Mexican military officer

Antonio Canales Rosillo (1802 in Monterrey, Nuevo León – 1852 in Camargo, Tamaulipas) was a 19th-century Mexican politician, surveyor, and military officer also known for co-founding the short-lived Republic of the Rio Grande.

==Military career==
Canales fought in the Apache wars in Mexico and fought under the many conservative attempts to control the Mexican national government of the 19th century. Canales was in discord with President Antonio López de Santa Anna's Centralist move against the Mexican Constitution of 1824.

He served as commander-in-chief of the army of the rebellion and, along with José María Jesús Carbajal, sought to establish the Republic of the Rio Grande during the short existence of that entity in 1840. After a portion of his army was captured, Canales eventually abandoned the cause of the rebellion and received a commission as Brigadier General in the Mexican Army.

In 1842, he led campaigns against the Texans at Corpus Christi, Texas, and Fort Lipantitlán near San Patricio, Texas, and participated in capturing the Mier Expedition at Ciudad Mier.

Later, Canales badgered the U.S. troops stationed between Corpus Christi and Matamoros during the Mexican–American War.
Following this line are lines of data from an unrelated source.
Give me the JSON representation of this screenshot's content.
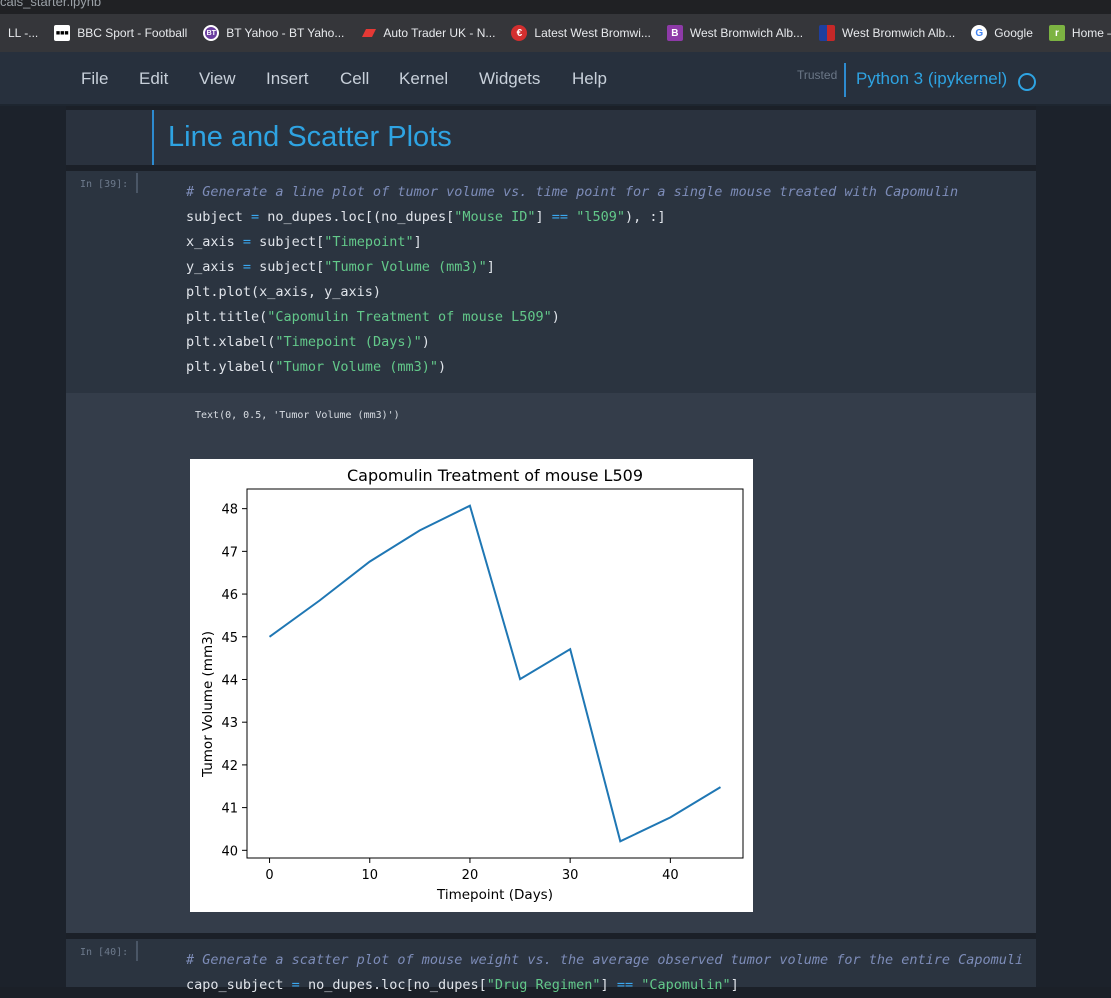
{
  "window": {
    "title": "cals_starter.ipynb"
  },
  "bookmarks": [
    {
      "label": "LL -...",
      "icon": "",
      "color": ""
    },
    {
      "label": "BBC Sport - Football",
      "icon": "bbc-icon",
      "color": "#ffffff"
    },
    {
      "label": "BT Yahoo - BT Yaho...",
      "icon": "bt-icon",
      "color": "#6b3fa0"
    },
    {
      "label": "Auto Trader UK - N...",
      "icon": "autotrader-icon",
      "color": "#e53935"
    },
    {
      "label": "Latest West Bromwi...",
      "icon": "e-logo-icon",
      "color": "#d32f2f"
    },
    {
      "label": "West Bromwich Alb...",
      "icon": "b-logo-icon",
      "color": "#8e3aa8"
    },
    {
      "label": "West Bromwich Alb...",
      "icon": "flag-icon",
      "color": "#1e3f9e"
    },
    {
      "label": "Google",
      "icon": "google-icon",
      "color": "#ffffff"
    },
    {
      "label": "Home — le",
      "icon": "r-logo-icon",
      "color": "#7cb342"
    }
  ],
  "menu": {
    "items": [
      "File",
      "Edit",
      "View",
      "Insert",
      "Cell",
      "Kernel",
      "Widgets",
      "Help"
    ],
    "trusted": "Trusted",
    "kernel": "Python 3 (ipykernel)"
  },
  "markdown": {
    "title": "Line and Scatter Plots"
  },
  "cell1": {
    "prompt": "In [39]:",
    "output_text": "Text(0, 0.5, 'Tumor Volume (mm3)')"
  },
  "cell2": {
    "prompt": "In [40]:"
  },
  "chart_data": {
    "type": "line",
    "title": "Capomulin Treatment of mouse L509",
    "xlabel": "Timepoint (Days)",
    "ylabel": "Tumor Volume (mm3)",
    "x": [
      0,
      5,
      10,
      15,
      20,
      25,
      30,
      35,
      40,
      45
    ],
    "y": [
      45.0,
      45.85,
      46.76,
      47.49,
      48.07,
      44.01,
      44.71,
      40.21,
      40.77,
      41.48
    ],
    "xticks": [
      0,
      10,
      20,
      30,
      40
    ],
    "yticks": [
      40,
      41,
      42,
      43,
      44,
      45,
      46,
      47,
      48
    ],
    "xlim": [
      -2.25,
      47.25
    ],
    "ylim": [
      39.82,
      48.46
    ],
    "grid": false,
    "series_color": "#1f77b4"
  }
}
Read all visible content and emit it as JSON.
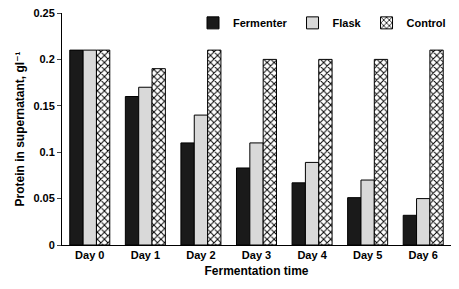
{
  "chart_data": {
    "type": "bar",
    "x_label": "Fermentation time",
    "y_label": "Protein in supernatant, gl⁻¹",
    "categories": [
      "Day 0",
      "Day 1",
      "Day 2",
      "Day 3",
      "Day 4",
      "Day 5",
      "Day 6"
    ],
    "series": [
      {
        "name": "Fermenter",
        "color": "#1a1a1a",
        "values": [
          0.21,
          0.16,
          0.11,
          0.083,
          0.067,
          0.051,
          0.032
        ]
      },
      {
        "name": "Flask",
        "color": "#d9d9d9",
        "values": [
          0.21,
          0.17,
          0.14,
          0.11,
          0.089,
          0.07,
          0.05
        ]
      },
      {
        "name": "Control",
        "color": "#000000",
        "marker": "crosshatch",
        "values": [
          0.21,
          0.19,
          0.21,
          0.2,
          0.2,
          0.2,
          0.21
        ]
      }
    ],
    "ylim": [
      0,
      0.25
    ],
    "yticks": [
      0,
      0.05,
      0.1,
      0.15,
      0.2,
      0.25
    ],
    "grid": false,
    "legend": "top-right"
  }
}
He participated in the battles at Resaca de Guerrero - Palo Alto. He served under General Pedro de Ampudia at Cerralvo, Nuevo León, and under Santa Anna during the Battle of Buena Vista. It was during this war, in 1846, when he earned the nickname he was very proud of, El Zorro del Chaparral (The Fox of the chaparral).

He also participated in other rebellions under the patronage of the governor of Coahuila and later of Nuevo León, Santiago Vidaurri.

Some sources cite Canales as one of the Mexican filibusters.

Some sources say that he died in 1852 after leading the government forces that suppressed a rebellion in Camargua; other sources say that he died in his house in Miquihuana, Tamaulipas on January 19, 1869 and that his remains were buried in the church of San Juan Bautista de Miquihuana.